Two possibilities exist: either we are alone in the universe or we are not. Both are equally terrifying.
Arthur C. Clarke
(science fiction writer, inventor)
As kids growing up in the 60’s, we were led to believe that in the future as adults we would be taking our kids to the moon on holiday. Science was all the rage and much of what was still science fiction back then is now commonplace in our 21st century civilisation. Although many predictions have come to pass (not the moon one though) some that failed to materialise now seem totally mad and way off the mark.
Arthur C. Clarke for example, can be seen on TV predicting that in the future we will be able to communicate (conduct our business is what I think he said) instantly with anyone anywhere in the world without even knowing where that person is. Dead on, and that was before global TV transmission, in the days of electric telephones connected by wires and when PC’s and even video had yet to be invented. He also predicted in the next sentence that our future labour problems would be alleviated by using genetically modified chimps as servants! It just shows that predicting the future, or prophesying as some would say, is a precarious business.

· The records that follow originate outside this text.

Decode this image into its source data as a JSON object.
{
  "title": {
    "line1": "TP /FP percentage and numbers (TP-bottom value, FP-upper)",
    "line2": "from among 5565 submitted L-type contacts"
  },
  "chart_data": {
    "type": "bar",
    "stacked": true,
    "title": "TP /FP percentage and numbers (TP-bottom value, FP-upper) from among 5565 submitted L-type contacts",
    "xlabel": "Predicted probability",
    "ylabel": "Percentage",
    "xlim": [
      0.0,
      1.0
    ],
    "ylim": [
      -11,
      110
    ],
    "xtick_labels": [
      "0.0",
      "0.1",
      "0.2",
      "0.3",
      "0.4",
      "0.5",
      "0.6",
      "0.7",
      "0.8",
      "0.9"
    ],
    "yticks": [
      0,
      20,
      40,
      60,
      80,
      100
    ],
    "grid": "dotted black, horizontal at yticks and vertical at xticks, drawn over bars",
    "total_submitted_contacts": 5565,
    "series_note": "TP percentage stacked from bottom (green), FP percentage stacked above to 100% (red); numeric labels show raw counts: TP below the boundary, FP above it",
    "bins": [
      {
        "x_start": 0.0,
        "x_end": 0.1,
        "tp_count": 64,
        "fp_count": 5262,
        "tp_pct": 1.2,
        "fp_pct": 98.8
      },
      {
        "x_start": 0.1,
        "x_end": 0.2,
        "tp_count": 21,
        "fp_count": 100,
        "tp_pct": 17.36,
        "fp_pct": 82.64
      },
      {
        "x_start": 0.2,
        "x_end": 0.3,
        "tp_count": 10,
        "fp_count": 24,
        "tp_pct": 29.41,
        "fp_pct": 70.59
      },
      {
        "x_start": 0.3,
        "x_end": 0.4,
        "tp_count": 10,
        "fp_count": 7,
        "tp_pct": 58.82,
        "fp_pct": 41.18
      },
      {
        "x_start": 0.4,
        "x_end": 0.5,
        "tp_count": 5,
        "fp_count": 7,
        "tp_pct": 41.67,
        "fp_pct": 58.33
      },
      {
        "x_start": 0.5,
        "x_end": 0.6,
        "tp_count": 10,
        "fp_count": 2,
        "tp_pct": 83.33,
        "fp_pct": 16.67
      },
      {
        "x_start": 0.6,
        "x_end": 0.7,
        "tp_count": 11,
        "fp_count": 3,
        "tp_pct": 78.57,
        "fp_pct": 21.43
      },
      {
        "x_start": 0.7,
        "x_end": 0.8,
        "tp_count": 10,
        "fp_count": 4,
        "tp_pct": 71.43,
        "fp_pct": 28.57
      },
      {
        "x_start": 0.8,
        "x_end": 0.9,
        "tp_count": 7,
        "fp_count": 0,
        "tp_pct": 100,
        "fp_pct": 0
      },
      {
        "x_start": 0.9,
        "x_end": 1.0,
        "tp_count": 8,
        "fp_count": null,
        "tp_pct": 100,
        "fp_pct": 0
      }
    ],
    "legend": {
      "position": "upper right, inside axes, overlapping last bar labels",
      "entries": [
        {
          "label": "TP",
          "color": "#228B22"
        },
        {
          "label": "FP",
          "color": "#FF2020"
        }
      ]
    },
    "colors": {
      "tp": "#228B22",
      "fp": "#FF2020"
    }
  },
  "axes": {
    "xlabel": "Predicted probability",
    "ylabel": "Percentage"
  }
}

In our contemporary world we are still fairly addicted to science and like to quote “the science bit” to prove our point. We employ the science bit to back up so many arguments and have even used it to prove the non-existence of God. However, when the science bit uncovers or proposes something we don’t like, it’s so typically human to quietly ignore it hoping it’ll just shut up after a while.
Take the whole “is there life out there” debate as an example. Is there life out there among the billions of stars with their many billions of habitable planets? Of course there is. Logic and sheer probability says there must be. BUT, the science bit has also said that it may only be simple single celled life forms. Why? Well, the “ fateful encounter hypothesis” states that mathematically, complex life, never mind intelligent life is likely to be much rarer than we have previously assumed. Because of the evolutionary bottleneck inherent in the development beyond simple life forms (it's all down to the very lucky formation of eukaryotic cells with mitochondria) complex life forms, therefore intelligent life could actually be considered a galactic or universal rarity. In fact it's considered so unlikely it may only have happened the once.
So what’s my point here (I don’t mean the point of my existence here in this studio typing my blog post)? Well, as a lover of all things scientific I totally relate to something that Professor Brian Cox said in a BBC TV program here in the UK on this topic a few years back. He said that in fact we may be alone in the universe after all. More important though was his response to this statement. In that case, he said, that makes us very precious indeed. And if we are unique, surely we have an extra responsibility to look after ourselves, our planet and all life on it.
A bit about the new work
Regular readers of this blog may by now realise that what I write here isn’t “about” the new work but is something that relates to it. The new mezzotint “as fools rush in” is based on the quote “fools rush in where angels fear to tread” by Alexander Pope in his 1711 poem An Essay on Criticism. The phrase alludes to inexperienced or rash people attempting things that more experienced people avoid. This mezzotint also suggests that there are consequences of rash decisions by our less mature political leaders. Interestingly and quite coincidentally, the angel looks like she is leaning forward and about to snuff out the burning fuse on the bomb, like someone has to take control and sort out the mess!
A compliment to this work might be the etching “two shades of hope” (many thanks again as always Foy). I said shades, not sides...well, Foy said it first but hope is so multifaceted in my experience. The lower text states that the abolition of order leads to the escalation of chaos. In this etching there is a dove on an olive branch facing another dove on the end of a gun barrel. Perhaps I was thinking about the idea of guilty silence in witnessing persecution/racism (the sleeping dove on the end of the gun?) and of speaking out for those who seem to have little or no voice of their own. As I've said before, freedom of speech is not absolute and comes with responsibilities (the theme in the two small mezzotints also launched here).
The collage JerusalemDove speaks for its self.